Document Type

Article

Publication Date

2005

Publication Information

Chad M. Oldfather, Defining Judicial Inactivism: Models of Adjudication and the Duty to Decide, 4 Geo. L.J. 121 (2005)

Source Publication

4 Georgetown Law Journal 121 (2005)

Abstract

Debates over the proper function of courts tend to focus on delineating the outer limits of judicial authority. One of the primary concerns in these debates is the phenomenon often described as judicial activism. Although there is no fixed notion of precisely what constitutes judicial activism, the core idea is a concern about judges overstepping the bounds of their role, and somehow or other doing more than is proper.

What might be characterized as judicial inactivism, in contrast, has generally been overlooked. This is somewhat curious.
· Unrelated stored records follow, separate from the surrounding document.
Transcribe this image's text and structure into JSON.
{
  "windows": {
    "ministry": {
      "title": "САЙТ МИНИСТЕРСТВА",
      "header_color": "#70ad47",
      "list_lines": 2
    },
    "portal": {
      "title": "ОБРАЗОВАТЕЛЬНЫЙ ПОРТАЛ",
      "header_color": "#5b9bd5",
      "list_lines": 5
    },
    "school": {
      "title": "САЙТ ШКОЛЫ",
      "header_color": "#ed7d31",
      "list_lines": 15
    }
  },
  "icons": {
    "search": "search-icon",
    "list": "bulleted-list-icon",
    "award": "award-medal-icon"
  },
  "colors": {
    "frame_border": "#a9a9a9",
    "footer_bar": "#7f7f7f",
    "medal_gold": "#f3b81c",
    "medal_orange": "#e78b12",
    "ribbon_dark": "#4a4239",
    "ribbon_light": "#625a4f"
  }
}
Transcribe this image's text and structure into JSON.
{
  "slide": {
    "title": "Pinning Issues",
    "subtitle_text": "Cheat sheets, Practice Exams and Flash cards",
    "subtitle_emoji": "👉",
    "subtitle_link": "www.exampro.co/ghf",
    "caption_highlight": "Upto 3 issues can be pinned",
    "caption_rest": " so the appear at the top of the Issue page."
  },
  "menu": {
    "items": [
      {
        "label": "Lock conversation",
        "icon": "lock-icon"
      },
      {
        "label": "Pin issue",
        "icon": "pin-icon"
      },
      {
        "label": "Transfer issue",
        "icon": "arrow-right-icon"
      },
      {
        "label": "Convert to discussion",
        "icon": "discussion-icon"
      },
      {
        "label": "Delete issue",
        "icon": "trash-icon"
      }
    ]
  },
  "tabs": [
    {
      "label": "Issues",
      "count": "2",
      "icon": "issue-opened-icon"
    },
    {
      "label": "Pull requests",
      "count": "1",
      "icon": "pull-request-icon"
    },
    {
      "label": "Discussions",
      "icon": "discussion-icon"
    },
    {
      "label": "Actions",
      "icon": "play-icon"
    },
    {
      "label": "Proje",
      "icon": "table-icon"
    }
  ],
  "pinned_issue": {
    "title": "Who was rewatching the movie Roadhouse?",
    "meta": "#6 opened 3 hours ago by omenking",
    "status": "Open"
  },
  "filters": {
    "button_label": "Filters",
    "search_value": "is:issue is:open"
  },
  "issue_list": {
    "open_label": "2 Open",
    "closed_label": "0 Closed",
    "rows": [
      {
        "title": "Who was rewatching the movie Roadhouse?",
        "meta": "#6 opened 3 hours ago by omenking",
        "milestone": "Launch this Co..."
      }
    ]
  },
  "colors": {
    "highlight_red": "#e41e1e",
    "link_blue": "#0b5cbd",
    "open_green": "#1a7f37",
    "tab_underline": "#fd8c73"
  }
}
Underlying concern about judicial inactivism is a recognition of the possibility that judges might fail to perform the minimal components of the judicial function. The consequences of such a judicial failure to act - typically the preservation of the status quo - will generally be no less significant than those resulting from judicial action. Indeed, since improper judicial inaction might be harder to detect than improper judicial action, one might suppose that we should be more concerned about judicial inactivism than we are about judicial activism.

This article attempts to provide an answer to the question of what judicial inactivism might look like. In so doing, it draws on previous efforts to articulate models of civil adjudication, and unites that literature with the largely distinct body of work addressing the topic of judicial candor. The goal is to articulate at least some of the components of the adjudicative duty - a court's minimal adjudicative obligations when presented with a justiciable claim over which it has jurisdiction. Thus it considers such questions as whether a court may, in effect, decide not to decide. And if there is a duty to decide, how far does it extend? Is it enough for the court merely to pick a winner, or must it confront the parties' claims and arguments? If the latter, should the court regard itself as bound by the parties' characterization of the dispute? How much must the court disclose about its decisional process?